Welcome welcome welcome

Never heard of flack jacket till now, thanks


----------



## fatboy (Oct 13, 2013)

Heard about, had one contractor use it once. Now they put the sprinklers in. A friend in the lumber business told me the Flak Jacket TJI's are about a buck a lineal foot more, adds up quick.


----------



## RJJ (Oct 14, 2013)

Sprinklers are cheaper!


----------



## TJI Guy (Oct 21, 2013)

> A friend in the lumber business told me the Flak Jacket TJI's are about a buck a lineal foot more, adds up quick.


Well, depending on series and depth of joist, the price per lineal foot would have to fluctuate.  Even at $1 per LF, on a 3000 sq ft house you have approximately 1000 LF of I-joist in the 1st floor frame?  So that's $1000 extra for Flak Jacket.


----------



## fatboy (Oct 21, 2013)

And if you go the P2094 protection route, sprinkler heads are about $12, 3/4 pex is about .55/ft, the plumber is working in the basement already, sprinkler heads cover 400 sf............do the math. If your plumber is charging you more the $50 a head, he's screwing you.


----------



## jar546 (Oct 23, 2013)

cda said:
			
		

> And the link to the data is


Sorry, just saw this now.  Data was provided on paper to us so I don't have a link.  I would check their website for data but I'm not sure they would have everything posted there.


----------



## jar546 (Oct 23, 2013)

Just looked at their website and they need to provide more technical data for code officials.  I can only find marketing materials and no factual data or test reports or even links to ICC reports.

what is interesting is that when you google "no burn I joist protection" out forum and this thread comes up number 1 above their own site.  Maybe they should sponsor part of this forum with a banner............


----------



## RJJ (Oct 23, 2013)

You have a contractor in Mountain Top right up the street!


----------



## GBrackins (Oct 23, 2013)

the link to the report is found in their FAQ link, here is a link to the report, Section 4.17

http://www.icc-es.org/reports/pdf_files//ESR-1153.pdf


----------



## forensics (Dec 10, 2013)

fatboy said:
			
		

> And if you go the P2094 protection route, sprinkler heads are about $12, 3/4 pex is about .55/ft, the plumber is working in the basement already, sprinkler heads cover 400 sf............do the math. If your plumber is charging you more the $50 a head, he's screwing you.


Fatboy is spot on but...

I would add that the 50 bucks per head number is the hard cost and then only in an area that has embraced the sprinklers installed in multipurpose applications by the plumbers. When the volume goes up the price goes down.
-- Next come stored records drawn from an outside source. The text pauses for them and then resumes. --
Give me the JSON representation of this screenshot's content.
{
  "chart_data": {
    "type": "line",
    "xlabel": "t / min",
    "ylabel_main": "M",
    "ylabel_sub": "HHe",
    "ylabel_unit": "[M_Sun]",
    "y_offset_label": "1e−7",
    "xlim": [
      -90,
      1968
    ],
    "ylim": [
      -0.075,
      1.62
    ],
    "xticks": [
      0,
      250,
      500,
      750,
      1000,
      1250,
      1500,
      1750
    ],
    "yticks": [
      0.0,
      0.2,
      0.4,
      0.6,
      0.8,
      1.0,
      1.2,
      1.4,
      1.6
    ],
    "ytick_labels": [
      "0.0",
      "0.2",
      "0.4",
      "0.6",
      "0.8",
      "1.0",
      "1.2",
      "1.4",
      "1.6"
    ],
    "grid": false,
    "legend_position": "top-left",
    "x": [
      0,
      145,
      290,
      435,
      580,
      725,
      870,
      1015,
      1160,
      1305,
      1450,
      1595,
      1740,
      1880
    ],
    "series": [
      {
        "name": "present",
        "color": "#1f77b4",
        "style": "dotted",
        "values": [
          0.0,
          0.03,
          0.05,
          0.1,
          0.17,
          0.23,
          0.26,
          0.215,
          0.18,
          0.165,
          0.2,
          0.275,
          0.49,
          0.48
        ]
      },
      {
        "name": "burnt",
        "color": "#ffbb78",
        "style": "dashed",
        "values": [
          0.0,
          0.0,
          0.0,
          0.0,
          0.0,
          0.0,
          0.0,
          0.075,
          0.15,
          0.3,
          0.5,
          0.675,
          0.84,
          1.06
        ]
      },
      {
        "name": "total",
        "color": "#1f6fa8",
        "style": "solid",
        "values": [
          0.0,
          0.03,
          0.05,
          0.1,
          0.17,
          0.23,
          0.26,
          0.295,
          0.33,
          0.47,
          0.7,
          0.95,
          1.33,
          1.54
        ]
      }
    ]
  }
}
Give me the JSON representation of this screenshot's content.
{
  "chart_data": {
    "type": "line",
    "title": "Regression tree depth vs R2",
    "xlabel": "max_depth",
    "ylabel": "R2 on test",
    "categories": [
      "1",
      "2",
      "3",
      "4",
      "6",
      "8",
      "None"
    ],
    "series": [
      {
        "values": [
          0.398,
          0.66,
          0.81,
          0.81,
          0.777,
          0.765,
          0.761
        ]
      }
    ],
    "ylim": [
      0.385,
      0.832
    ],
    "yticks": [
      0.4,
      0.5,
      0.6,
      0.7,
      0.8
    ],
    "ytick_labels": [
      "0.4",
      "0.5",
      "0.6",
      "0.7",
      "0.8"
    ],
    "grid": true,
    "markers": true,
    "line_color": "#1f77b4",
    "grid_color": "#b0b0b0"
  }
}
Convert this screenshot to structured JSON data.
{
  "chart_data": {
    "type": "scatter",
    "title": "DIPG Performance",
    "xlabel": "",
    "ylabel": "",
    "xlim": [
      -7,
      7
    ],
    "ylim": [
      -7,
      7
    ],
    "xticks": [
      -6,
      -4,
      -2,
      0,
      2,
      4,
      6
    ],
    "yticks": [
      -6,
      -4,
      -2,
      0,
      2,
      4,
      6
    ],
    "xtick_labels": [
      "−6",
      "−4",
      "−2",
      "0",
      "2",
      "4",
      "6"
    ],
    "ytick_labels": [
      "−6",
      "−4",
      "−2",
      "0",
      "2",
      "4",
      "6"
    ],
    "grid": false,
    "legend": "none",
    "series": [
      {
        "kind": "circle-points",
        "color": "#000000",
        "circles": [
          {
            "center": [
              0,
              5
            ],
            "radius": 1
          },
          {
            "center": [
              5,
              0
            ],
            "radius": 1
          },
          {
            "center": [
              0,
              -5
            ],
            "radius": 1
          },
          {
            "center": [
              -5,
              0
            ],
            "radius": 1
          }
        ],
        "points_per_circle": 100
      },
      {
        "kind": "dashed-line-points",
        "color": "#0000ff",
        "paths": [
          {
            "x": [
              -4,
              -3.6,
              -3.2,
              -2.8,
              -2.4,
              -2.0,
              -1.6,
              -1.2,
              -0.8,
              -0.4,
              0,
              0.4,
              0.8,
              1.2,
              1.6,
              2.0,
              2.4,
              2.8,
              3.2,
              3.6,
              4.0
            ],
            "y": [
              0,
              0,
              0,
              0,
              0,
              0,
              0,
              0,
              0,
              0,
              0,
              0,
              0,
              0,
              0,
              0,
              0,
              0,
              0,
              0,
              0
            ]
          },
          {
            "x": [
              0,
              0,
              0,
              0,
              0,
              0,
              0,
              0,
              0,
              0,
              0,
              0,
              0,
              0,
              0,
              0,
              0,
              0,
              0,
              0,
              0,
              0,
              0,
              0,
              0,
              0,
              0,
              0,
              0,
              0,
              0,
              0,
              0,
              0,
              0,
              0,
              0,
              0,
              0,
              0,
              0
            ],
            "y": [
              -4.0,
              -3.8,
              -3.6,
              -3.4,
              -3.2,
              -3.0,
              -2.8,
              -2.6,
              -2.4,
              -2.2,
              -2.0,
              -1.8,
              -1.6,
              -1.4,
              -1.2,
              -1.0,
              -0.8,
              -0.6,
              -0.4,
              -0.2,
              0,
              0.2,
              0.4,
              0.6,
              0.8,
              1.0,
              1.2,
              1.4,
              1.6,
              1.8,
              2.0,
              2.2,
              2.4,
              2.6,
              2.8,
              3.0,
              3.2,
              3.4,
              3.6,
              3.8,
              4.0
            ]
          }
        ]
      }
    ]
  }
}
States and jurisdictions who cling to the commercial and industrial regulations in the planning and execution of fire sprinklers by traditional fire sprinkler companies are doomed to much higher prices and lower availability. Several states that have written restrictive and onerous sprinkler regulations to defeat the code mandates and the end result is far more expensive installations.

I guess their predictions that sprinklers are not a good value have come full circle and become self-fulfilling because the sprinklers are not a good investment in those communities.

Residential fire protection is not free ....We will provide it as a government function or we will require the production builders to mitigate the risk they manufacture in light weight constructed new homes. Personal responsibility by the homeowner is the best way!


----------